All said and done, the Government of Kenya will have to either bail out KPC by:
- Providing payment guarantees to the banks & other financiers (taxpayers' cost if funds not recovered from Triton/Devani/Cronies).
- Special bonds to KCB (& other firms) similar to bonds given to NBK.
- Sale of KPC & proceeds used to pay-off the financiers.
- Sale of shares in KPC to the Libyans or Chinese or Iranians.
Solution
Mine is simple & elegant (IMHO) based Information as I understand it.
1) Negotiate an out-of-court settlement as to who owes who what. KPC - under the Collateral Management Agreement - is liable to the financiers & Oil Marketers to store, safeguard & deliver the fuel products. A negotiated settlement is cheaper & faster than a protracted court case. It is also less distracting for KCB & KPC so they can concentrate on the business not lawsuits. This settlement shows good faith to foreign financiers as to the will to sort out the problem.
IMMEDIATE ACTION: Sack all 'decision-makers' at KPC & Ministry of Energy (yes, including kiraitu murungi). Then arrest them, assemble evidence & take them to court. (This is under the ideal situation but corruption runs rife in the Kenyan government & unlikely to happen).
IMMEDIATE ACTION: KCB (& GoK) should go after yagnesh devani & his cohorts. All of triton's (& devani's) assets in Kenya should be sold asap (TRANSPARENTLY) to recover as much as possible. Of course, if GoK pays KCB as shown above then the stations/properties belong to GoK.
2a) KPC should be fairly valued without the Triton liabilities.
2b) KCB's Kes 2bn loan should be converted into a long-term loan to KPC secured by KPC's assets.
2c) KCB should undertake to pay off the other financiers but get KPC shares in exchange for the undertaking. A Repurchase Agreement (repo agreement) would allow GoK to buy the shares back. This would be an asset (unlisted shares) for KCB. GoK may remain a shareholder depending on the extent of the assets/liabilities & intrinsic value of KPC.
2d) CBK might be involved since the above actions will require a few 'exception' for KCB considering asset ownership & lending to a single entity. These are trying times & require out of the box solutions.
2e) KCB can either pay off the other financiers - of course, this would be negotiated - or negotiate the payables as a 'loan from other finance institutions'. It is a liability for KCB but 'safer' for the financiers.
2f) KCB & the other financers would drop the lawsuits against KPC.

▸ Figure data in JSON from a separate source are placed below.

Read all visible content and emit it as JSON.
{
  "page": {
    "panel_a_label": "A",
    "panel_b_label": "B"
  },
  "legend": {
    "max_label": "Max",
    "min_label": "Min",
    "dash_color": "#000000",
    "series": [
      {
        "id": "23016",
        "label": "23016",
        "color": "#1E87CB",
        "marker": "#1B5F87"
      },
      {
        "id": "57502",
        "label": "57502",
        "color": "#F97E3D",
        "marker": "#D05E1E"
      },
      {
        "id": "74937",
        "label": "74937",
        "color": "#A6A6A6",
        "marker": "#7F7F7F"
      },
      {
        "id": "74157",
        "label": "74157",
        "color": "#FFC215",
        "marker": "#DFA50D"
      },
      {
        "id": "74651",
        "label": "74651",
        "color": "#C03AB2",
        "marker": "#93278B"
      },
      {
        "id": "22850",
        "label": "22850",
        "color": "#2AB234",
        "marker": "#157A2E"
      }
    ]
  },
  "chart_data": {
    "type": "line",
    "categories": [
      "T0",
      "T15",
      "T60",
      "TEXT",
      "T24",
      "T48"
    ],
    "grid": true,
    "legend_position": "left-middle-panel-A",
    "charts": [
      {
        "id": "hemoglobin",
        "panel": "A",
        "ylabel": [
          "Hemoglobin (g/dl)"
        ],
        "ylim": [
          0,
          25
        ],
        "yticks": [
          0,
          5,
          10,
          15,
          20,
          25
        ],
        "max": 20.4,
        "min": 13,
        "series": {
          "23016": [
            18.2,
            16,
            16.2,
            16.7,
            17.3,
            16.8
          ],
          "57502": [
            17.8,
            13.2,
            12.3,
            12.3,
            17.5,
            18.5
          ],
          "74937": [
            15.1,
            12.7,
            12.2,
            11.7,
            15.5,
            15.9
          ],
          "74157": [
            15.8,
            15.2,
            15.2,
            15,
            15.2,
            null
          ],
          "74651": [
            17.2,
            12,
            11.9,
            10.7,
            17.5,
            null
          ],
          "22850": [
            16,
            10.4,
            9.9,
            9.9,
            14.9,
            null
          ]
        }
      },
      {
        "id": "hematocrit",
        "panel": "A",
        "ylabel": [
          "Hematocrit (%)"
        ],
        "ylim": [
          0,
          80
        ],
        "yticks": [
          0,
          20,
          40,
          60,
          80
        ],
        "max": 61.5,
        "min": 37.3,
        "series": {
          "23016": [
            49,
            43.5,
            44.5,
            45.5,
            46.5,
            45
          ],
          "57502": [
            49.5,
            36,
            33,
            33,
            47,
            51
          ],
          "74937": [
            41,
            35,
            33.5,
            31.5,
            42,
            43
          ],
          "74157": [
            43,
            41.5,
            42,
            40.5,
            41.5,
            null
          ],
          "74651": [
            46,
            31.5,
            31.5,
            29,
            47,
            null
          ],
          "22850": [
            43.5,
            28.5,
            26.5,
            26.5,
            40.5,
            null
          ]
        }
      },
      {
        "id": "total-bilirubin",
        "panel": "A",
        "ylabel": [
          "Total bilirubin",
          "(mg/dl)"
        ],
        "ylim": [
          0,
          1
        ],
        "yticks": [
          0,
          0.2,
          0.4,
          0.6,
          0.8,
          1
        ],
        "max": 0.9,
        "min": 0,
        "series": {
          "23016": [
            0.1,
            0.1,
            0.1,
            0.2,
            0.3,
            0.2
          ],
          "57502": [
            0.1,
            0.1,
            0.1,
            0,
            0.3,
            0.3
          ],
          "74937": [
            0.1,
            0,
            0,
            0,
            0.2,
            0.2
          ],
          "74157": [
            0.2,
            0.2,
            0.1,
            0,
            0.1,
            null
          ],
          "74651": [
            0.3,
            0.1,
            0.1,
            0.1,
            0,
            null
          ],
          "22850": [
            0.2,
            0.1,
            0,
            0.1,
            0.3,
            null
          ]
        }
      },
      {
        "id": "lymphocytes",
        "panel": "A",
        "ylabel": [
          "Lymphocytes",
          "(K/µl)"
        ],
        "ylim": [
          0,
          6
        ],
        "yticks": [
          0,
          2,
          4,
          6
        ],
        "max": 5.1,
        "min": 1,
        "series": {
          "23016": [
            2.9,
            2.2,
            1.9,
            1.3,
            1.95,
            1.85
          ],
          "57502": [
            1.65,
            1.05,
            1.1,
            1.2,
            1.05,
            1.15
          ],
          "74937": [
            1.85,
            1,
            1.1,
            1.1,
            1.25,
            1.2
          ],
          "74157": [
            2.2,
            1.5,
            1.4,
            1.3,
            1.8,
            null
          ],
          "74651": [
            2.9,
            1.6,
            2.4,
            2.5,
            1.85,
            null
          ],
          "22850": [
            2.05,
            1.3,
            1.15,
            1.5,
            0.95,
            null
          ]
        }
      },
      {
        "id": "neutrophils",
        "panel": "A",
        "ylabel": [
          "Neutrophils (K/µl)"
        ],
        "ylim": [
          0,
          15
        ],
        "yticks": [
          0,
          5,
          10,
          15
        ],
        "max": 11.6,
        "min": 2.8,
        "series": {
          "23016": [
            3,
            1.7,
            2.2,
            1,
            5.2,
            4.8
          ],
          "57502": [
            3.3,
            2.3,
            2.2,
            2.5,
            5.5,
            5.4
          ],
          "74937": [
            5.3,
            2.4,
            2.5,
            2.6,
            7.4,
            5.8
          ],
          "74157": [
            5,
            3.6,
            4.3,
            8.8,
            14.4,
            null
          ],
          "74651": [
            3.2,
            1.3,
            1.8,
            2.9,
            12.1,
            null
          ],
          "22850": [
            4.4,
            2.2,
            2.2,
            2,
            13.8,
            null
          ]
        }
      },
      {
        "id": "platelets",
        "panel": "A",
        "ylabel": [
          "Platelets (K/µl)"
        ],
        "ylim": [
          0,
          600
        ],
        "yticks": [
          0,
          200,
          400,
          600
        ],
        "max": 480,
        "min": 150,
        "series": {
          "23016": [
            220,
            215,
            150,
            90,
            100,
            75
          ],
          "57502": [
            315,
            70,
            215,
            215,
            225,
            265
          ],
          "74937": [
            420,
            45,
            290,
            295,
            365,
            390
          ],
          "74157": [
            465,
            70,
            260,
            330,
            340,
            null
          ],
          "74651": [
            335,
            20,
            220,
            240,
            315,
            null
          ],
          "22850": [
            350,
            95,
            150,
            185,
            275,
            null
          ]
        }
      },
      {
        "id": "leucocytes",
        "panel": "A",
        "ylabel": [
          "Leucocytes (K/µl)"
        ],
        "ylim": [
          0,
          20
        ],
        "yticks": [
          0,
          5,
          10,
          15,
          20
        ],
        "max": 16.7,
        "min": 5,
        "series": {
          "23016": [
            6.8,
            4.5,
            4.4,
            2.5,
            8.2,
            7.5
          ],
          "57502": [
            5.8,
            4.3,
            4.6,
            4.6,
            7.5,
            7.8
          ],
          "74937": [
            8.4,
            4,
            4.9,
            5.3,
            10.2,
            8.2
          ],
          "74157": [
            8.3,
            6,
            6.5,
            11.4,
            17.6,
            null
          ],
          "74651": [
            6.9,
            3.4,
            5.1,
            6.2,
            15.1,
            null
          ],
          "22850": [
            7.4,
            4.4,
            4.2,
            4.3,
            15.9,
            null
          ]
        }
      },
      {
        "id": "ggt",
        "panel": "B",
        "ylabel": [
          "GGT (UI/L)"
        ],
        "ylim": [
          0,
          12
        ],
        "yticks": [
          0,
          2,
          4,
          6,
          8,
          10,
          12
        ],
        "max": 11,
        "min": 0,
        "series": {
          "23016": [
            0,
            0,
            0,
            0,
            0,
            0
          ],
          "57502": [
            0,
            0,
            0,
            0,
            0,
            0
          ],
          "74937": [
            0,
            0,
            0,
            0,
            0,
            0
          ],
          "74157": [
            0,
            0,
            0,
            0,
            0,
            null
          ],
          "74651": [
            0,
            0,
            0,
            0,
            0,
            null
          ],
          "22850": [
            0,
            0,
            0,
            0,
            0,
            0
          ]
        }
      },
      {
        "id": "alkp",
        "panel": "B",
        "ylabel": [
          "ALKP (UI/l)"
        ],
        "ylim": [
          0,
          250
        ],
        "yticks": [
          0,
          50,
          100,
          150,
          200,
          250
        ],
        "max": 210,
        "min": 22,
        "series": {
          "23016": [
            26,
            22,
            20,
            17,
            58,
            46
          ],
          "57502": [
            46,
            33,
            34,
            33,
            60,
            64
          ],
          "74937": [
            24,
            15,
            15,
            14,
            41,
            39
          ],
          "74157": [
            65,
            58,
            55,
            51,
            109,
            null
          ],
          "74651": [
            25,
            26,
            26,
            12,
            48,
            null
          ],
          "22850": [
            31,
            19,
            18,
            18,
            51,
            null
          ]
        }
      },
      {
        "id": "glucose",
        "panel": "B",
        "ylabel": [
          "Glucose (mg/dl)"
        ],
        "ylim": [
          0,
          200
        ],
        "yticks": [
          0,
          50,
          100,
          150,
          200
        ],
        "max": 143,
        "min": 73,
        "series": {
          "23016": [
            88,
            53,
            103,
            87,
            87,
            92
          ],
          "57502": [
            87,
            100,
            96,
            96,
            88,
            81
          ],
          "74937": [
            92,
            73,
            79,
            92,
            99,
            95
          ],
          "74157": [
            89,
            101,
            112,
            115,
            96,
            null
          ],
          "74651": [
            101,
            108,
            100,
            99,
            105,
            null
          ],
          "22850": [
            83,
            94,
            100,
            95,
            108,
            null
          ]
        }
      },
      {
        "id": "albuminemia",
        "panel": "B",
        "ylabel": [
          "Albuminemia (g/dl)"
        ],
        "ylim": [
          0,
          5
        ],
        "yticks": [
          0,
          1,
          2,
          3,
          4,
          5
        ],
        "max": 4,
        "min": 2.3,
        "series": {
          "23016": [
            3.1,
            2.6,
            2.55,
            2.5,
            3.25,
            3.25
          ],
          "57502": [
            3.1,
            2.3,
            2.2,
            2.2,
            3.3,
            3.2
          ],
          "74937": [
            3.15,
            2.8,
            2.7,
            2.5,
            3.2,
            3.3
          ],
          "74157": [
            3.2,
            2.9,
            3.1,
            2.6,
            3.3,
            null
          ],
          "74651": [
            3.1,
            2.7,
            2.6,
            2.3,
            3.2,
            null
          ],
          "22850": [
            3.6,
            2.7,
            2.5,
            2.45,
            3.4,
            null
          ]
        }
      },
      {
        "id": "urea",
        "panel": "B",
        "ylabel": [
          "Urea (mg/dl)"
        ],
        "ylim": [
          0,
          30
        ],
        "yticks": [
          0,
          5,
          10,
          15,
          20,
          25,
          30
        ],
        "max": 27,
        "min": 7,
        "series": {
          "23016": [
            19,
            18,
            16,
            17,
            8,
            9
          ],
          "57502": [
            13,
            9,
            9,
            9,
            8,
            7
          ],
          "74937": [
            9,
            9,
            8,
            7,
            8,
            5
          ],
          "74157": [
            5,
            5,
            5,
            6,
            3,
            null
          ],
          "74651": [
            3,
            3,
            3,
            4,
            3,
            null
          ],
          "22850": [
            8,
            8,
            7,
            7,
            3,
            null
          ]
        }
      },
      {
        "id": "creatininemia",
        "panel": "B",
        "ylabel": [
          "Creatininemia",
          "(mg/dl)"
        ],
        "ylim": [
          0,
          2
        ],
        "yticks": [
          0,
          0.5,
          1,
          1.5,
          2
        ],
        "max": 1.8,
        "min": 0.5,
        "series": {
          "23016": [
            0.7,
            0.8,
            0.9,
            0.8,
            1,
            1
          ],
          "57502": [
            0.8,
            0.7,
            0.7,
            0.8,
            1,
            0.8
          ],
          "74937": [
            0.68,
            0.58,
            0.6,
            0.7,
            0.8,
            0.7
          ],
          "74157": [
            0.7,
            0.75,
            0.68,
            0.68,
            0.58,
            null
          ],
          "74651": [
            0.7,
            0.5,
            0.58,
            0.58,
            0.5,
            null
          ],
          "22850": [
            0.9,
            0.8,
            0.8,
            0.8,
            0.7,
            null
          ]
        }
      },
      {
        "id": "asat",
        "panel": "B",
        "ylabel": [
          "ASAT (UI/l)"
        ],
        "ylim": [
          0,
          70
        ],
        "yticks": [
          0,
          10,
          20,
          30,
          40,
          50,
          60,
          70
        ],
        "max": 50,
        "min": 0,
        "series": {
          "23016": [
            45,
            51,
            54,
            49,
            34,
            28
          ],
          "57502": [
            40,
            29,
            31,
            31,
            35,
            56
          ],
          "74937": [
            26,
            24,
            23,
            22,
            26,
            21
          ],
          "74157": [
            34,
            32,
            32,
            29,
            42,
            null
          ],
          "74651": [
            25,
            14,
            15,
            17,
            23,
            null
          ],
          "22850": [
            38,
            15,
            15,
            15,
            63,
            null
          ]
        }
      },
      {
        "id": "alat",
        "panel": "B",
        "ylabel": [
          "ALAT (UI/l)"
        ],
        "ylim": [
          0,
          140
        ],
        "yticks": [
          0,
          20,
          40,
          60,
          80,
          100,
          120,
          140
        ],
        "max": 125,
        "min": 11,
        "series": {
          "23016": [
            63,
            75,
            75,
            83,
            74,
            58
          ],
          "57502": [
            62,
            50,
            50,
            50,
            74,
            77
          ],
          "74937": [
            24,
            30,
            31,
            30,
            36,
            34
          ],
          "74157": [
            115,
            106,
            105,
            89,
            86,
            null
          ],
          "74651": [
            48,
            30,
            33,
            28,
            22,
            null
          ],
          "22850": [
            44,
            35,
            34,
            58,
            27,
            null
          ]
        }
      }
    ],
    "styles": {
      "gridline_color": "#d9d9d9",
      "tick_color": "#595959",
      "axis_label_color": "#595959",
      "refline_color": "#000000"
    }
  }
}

3) KCB should be allowed to package & sell the income+assets from KPC to other banks or investors but under the repo agreement. Essentially, it is a syndicated loan.
4a) KCB would hire competent managers to run KPC as a private firm.
4b) In the meantime, GoK (in conjunction with KCB) should 'prep' KPC for eventual privatisation. This means clean out the rot. Fire inefficient or unqualified staff. Enact better policies, regulations & laws. Complete the expansion plans. Complete the pipeline capacity enhancement.
5) Once KPC is stabilised, GoK should arrange for the sale of shares KCB 'owns' in KPC (at least 75%) to the Kenyan public through the NSE, to enable KCB recover its cash. After KCB has been repaid all its dues (under the repo agreement) by GoK, the balance of shares, if any, would revert to GoK.
6a) I think Kenol has a good case against KPC. Therefore, KPC/GoK should settle with Kenol to prevent any disruption in the oil market as well as provide confidence to foreign financiers.
6b) Sell triton's assets (TRANSPARENTLY) to pay off Kenol. Any outstanding balance owned to Kenol above & beyond that should be provided as 'tax credits' i.e. Kenol can use the tax credit to offset duties/taxes owed to GoK.
6c) Other firms that will accept tax credits include KCB, Total Oil & Shell Kenya. Of course, this all means lower (net) tax receipts for the GoK in the short-run but creates certainty to drive more business activity.